Applications will be evaluated by a committee of faculty members from the College of Education (appointed by the dean) who are actively involved in research and doctoral mentoring.  Factors that will be considered in evaluating applications will include:  letters of recommendation; grades obtained in doctoral level classes (incomplete or deferred grades - in courses other than the research practicum (995) - will count against the applicant); relevance of the proposed work to issues of teaching and learning (broadly conceived); potential for making contributions to the research literature; leadership potential; and the likelihood of the applicant pursuing a career in educational research.  For applications by first-year RTG fellows for a second year of funding, there will be an additional factors: they need to show the extent to which they have put their first year of support to good use.
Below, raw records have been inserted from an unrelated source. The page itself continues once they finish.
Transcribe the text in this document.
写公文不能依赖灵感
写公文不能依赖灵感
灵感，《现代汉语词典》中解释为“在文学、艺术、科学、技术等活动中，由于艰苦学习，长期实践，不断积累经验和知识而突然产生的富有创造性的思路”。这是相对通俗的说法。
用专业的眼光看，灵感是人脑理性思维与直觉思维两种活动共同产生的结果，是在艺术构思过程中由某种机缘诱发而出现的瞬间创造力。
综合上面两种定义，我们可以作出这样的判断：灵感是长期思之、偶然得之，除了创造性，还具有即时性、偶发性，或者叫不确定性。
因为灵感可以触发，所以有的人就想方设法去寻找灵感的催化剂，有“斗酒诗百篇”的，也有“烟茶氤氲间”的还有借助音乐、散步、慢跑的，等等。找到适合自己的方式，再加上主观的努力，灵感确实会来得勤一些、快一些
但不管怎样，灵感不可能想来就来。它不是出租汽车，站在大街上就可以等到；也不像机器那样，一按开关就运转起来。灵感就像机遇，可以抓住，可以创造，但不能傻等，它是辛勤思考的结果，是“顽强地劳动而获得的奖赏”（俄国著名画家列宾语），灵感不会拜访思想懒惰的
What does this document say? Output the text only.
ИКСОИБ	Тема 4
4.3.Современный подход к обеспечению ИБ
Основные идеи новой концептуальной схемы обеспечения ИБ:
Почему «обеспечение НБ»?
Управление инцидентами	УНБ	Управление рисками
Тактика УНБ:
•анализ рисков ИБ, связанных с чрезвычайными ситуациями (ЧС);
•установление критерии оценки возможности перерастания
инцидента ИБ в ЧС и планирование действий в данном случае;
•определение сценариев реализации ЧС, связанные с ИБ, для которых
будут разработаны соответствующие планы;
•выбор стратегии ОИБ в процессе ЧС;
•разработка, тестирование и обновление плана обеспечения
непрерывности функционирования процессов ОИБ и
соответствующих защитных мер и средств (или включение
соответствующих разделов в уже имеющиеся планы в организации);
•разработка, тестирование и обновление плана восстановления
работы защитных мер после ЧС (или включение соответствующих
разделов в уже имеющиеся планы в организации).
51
Two overarching criteria will shape the evaluations of applications for both the first and second year of funding:  Students need to demonstrate the value added to their work by the opportunity that will provided by the RTG program; that is, what they will be able to do that they couldn't be done without the award.  Students also need to demonstrate how the program will provide them a chance to pursue a mode of inquiry in which they could take on intellectual risks and pursue issues of educational significance that would not be possible without it.  These two criteria emphasize that the program is designed not as a prize but as an intervention, intended to provide promising students with an intellectual and experiential opportunity that would not otherwise be available to them.  As a result of this opportunity, we expect fellows to aim for a level of scholarship that is significant rather than merely competent.